A Magnetic Compression method for sub-THz electron beam generation from RF freqencies

TL;DR

This paper introduces a magnetic compression technique for relativistic electrons that enhances sub-THz electron beam generation by significantly increasing energy and pulse quality through simulation, addressing limitations of current THz sources.

Contribution

The paper presents a novel magnetic compression method for relativistic electron beams, enabling high-energy, ultra-short pulse generation at sub-THz frequencies from RF accelerators.

Findings

Achieved electron pulse compression to 0.8 ns duration

Generated a 24 nC charge electron beam with 1.4 J energy

Produced a 0.1 THz electron pulse train from 60 MeV electrons

Abstract

Current THz electron sources struggle with low energy gain and device miniaturization.
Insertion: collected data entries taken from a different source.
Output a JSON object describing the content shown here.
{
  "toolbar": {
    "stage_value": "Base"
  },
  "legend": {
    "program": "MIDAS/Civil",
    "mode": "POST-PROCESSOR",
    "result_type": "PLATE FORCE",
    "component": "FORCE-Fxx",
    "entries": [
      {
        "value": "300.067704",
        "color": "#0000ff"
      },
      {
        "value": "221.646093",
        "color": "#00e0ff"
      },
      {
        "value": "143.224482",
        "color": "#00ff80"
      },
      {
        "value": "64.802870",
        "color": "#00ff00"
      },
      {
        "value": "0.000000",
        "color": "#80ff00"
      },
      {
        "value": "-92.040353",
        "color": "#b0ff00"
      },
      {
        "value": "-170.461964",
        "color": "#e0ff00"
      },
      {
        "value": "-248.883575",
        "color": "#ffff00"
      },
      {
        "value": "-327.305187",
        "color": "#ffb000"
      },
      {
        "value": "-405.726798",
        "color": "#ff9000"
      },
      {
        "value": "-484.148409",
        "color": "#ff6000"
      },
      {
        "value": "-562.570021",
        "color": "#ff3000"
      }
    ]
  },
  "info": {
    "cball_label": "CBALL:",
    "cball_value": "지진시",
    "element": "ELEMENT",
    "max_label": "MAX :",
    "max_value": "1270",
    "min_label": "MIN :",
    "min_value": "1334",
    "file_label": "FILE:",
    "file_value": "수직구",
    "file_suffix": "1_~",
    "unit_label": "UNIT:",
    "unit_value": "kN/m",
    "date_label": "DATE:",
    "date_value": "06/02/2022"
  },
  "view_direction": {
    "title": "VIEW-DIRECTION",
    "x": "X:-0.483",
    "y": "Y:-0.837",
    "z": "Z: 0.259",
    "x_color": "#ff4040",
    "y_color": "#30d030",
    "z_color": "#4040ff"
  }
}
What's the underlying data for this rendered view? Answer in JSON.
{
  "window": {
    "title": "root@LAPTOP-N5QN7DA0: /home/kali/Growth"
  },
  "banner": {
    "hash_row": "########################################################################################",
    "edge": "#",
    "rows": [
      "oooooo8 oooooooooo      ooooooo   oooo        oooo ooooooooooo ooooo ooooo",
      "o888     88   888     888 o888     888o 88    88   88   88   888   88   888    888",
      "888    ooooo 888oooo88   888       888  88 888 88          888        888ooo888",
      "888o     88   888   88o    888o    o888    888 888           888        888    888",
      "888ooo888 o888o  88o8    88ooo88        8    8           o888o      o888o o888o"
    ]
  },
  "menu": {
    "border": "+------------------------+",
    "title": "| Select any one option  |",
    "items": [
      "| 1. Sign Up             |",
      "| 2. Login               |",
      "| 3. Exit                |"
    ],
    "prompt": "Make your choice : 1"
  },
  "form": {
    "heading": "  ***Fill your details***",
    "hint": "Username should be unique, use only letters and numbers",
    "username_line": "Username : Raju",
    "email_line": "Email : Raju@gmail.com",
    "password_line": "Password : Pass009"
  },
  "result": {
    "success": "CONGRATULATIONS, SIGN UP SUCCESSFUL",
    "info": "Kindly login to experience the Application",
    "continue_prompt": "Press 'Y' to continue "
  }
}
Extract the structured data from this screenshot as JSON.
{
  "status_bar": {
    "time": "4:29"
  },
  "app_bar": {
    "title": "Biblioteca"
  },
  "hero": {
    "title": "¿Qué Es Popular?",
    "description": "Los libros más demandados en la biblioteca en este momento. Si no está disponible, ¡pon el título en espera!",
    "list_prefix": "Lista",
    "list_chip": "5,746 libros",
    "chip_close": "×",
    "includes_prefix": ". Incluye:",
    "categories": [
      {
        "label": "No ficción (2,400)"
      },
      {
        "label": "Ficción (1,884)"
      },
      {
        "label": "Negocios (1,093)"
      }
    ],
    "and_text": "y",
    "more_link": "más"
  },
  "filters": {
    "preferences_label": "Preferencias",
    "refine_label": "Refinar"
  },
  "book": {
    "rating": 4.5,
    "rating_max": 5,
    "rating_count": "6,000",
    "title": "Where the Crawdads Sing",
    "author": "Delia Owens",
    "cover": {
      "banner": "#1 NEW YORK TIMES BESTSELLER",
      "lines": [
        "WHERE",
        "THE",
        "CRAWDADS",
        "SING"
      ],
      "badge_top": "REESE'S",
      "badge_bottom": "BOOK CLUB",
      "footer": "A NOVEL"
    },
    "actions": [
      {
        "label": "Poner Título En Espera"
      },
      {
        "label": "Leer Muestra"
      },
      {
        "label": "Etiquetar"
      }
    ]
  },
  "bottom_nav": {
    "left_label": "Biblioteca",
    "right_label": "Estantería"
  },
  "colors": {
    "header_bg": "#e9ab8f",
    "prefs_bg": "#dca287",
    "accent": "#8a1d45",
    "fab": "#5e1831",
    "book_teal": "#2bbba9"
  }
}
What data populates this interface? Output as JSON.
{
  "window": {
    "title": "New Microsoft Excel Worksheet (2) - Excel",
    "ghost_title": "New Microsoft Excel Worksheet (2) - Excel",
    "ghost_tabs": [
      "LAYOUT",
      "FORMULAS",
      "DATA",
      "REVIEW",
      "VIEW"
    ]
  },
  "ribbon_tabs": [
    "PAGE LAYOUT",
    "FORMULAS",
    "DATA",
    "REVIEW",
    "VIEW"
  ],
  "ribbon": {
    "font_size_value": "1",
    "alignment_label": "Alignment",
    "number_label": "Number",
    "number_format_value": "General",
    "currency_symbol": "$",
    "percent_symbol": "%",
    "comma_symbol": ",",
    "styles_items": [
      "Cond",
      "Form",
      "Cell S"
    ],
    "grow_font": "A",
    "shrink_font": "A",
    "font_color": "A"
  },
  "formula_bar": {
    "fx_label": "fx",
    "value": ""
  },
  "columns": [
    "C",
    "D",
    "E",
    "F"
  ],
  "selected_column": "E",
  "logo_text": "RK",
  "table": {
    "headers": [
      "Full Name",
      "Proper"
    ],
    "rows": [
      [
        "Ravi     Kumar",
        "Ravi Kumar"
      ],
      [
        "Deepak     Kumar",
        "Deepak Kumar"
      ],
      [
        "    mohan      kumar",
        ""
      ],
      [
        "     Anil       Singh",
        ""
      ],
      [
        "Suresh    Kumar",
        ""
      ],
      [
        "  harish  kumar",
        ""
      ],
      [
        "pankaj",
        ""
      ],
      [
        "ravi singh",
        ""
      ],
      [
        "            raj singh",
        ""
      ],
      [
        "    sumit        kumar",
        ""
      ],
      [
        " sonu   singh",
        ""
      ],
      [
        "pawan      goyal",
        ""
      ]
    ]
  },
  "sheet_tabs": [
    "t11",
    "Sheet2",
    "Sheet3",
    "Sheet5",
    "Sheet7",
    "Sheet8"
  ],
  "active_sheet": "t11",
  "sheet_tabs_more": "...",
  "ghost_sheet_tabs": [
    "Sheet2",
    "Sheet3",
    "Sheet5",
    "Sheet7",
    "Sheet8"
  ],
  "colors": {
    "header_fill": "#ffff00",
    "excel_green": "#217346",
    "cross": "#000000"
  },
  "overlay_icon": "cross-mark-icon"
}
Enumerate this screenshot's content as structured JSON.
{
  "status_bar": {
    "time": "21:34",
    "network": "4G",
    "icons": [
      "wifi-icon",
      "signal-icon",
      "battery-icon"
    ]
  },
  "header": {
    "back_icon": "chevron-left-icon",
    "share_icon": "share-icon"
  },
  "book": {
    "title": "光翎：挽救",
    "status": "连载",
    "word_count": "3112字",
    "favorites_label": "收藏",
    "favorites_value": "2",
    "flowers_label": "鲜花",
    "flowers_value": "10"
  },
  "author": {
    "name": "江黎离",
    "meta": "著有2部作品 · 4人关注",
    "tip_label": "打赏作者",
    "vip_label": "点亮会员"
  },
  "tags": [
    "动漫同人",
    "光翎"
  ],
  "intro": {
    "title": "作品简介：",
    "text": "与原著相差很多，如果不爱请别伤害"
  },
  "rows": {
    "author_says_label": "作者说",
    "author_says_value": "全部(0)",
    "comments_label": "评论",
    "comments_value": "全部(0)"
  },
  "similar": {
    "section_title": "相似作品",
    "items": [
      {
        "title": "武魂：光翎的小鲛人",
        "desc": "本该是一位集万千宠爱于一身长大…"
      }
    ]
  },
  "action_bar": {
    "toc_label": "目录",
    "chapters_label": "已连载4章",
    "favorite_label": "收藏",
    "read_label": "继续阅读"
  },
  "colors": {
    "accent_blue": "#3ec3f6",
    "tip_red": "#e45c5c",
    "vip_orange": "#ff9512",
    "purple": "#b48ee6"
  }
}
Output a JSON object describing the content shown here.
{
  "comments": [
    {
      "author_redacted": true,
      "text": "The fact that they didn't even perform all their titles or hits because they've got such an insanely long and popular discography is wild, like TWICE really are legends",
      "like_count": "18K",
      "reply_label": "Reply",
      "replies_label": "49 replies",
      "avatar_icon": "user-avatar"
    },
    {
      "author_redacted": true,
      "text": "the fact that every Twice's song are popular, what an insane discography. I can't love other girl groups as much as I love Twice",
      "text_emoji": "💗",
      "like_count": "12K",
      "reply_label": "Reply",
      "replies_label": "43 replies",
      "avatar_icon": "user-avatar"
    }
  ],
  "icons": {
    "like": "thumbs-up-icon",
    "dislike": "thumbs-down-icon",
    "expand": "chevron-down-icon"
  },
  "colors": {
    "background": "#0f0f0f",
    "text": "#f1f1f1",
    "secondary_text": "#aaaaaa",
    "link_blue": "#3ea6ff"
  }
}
We propose a magnetic compression method designed for relativistic electrons to perform post-compression on the beam from radiofrequency accelerators, to produce sub-THz electron beam with exceptionally high energy ($>1$ J). Through simulation studies, we longitudinally compress a relativistic electron beam with energy of 60 MeV and frequency of 3 GHz across a time span of 24 ns, yielding an electron pulse train at a 0.1 THz. The compressed beam exhibits a pulse width of 0.8 ns, a total charge of 24 nC, and an energy of 1.4 J, providing a new potential for ultra-high-energy THz electron beams generation.